Sand Blasting Small Parts
by Jim Oslislo
Sometimes the physical size of a part makes handling during bead or sand blasting difficult or impossible. The clumsiness of the thick rubber gloves necessary for protection during sand blasting makes it hard to grip small parts and the likelihood of incomplete blasting or losing a part is high.
Whether you have an industrial hopper-type sandblaster or a Harbor Freight handheld blaster gun, the following method may be helpful. My simple solution is to enclose the parts in a container and direct the sandblasting stream through a hole in the end.
The nice thing about this method is many shops may already have a container similar to the one I used. In my case, I had on-hand a two part plastic shipping container/protector in which large end mills and toolholders are sometimes shipped.
This container is a long box made up of two similar sleeves having one open end.

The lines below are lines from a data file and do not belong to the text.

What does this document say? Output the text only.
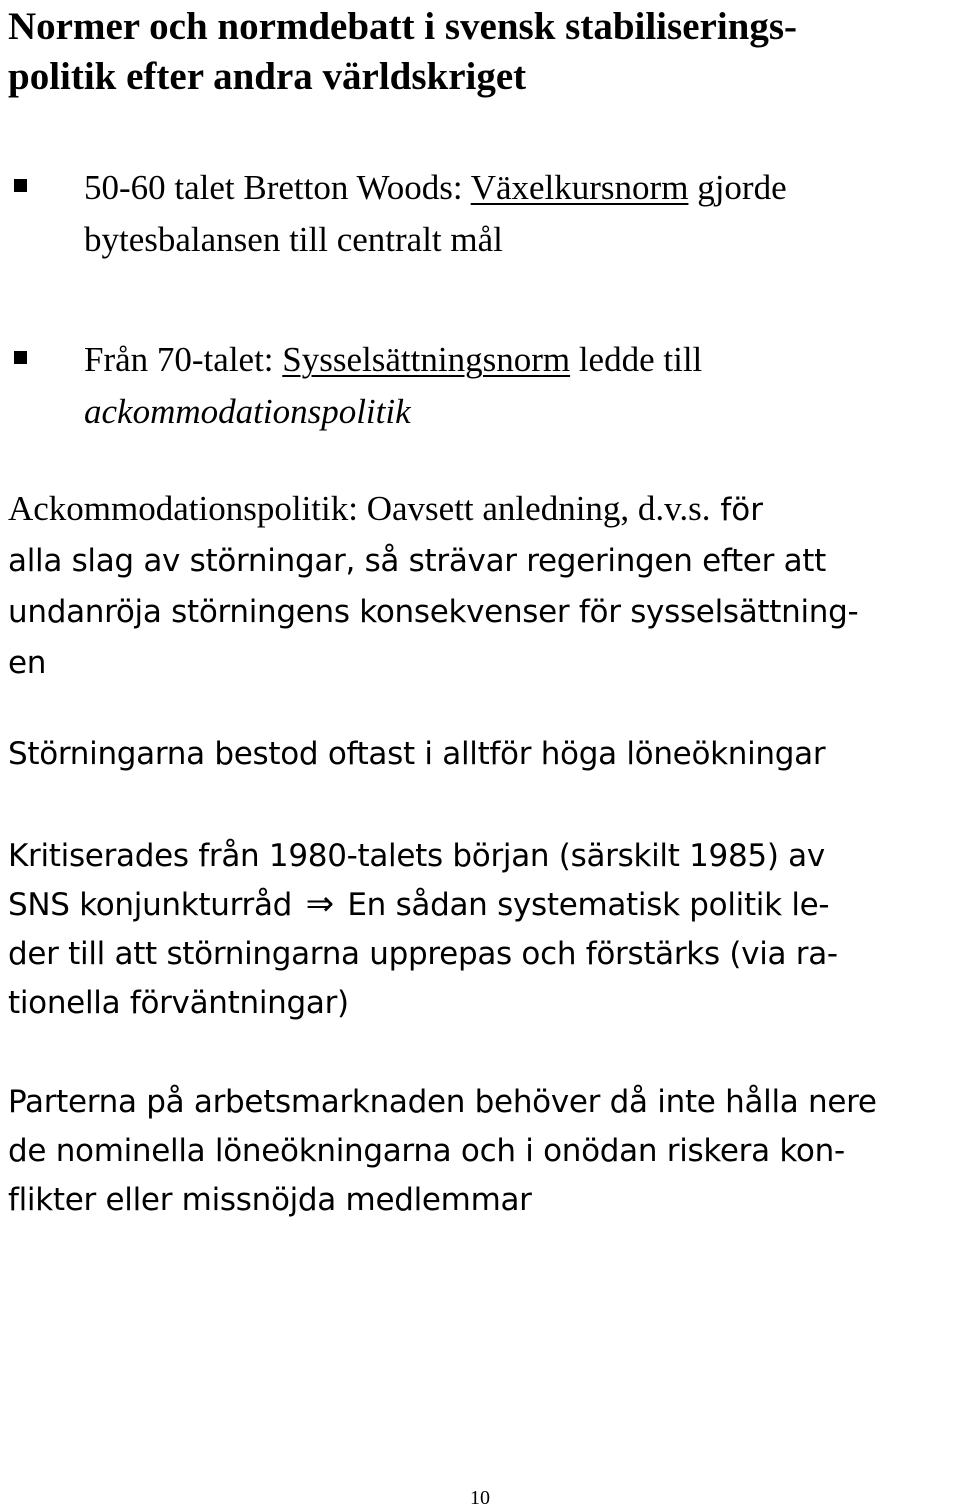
Normer och normdebatt i svensk stabiliserings-
politik efter andra världskriget
50-60 talet Bretton Woods: Växelkursnorm gjorde
bytesbalansen till centralt mål
Från 70-talet: Sysselsättningsnorm ledde till
ackommodationspolitik

Ackommodationspolitik: Oavsett anledning, d.v.s. för
alla slag av störningar, så strävar regeringen efter att
undanröja störningens konsekvenser för sysselsättning-
en

Störningarna bestod oftast i alltför höga löneökningar

Kritiserades från 1980-talets början (särskilt 1985) av
SNS konjunkturråd ⇒ En sådan systematisk politik le-
der till att störningarna upprepas och förstärks (via ra-
tionella förväntningar)

Parterna på arbetsmarknaden behöver då inte hålla nere
de nominella löneökningarna och i onödan riskera kon-
flikter eller missnöjda medlemmar

10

One sleeve is slightly smaller than the other so they slide together with a tight fit. The container I have is 2″ square with a length ranging from 5″ to 8″, depending on how much the sleeves are pushed together.
In the end of one sleeve I drilled a 9/16″ hole, into which the sandblaster nozzle is jammed. In the bottom of the other sleeve I drilled a dozen 1/4″ holes for the sandblaster pressure to exit. Obviously, the dozen holes must be smaller than the parts to be blasted.
The procedure is to insert the pieces to be blasted inside one of the halves of the container, press the sleeves together, connect the gun, and blast away. Surprisingly, the sandblasting pressure did not force the two halves of the container apart, although it may be wise to verify this is the case with a dry run before actually inserting the parts. Leave the parts in the sandblasting stream for as long as it takes. In my case the parts were pieces from a broken cast iron casting and cleaned up very quickly.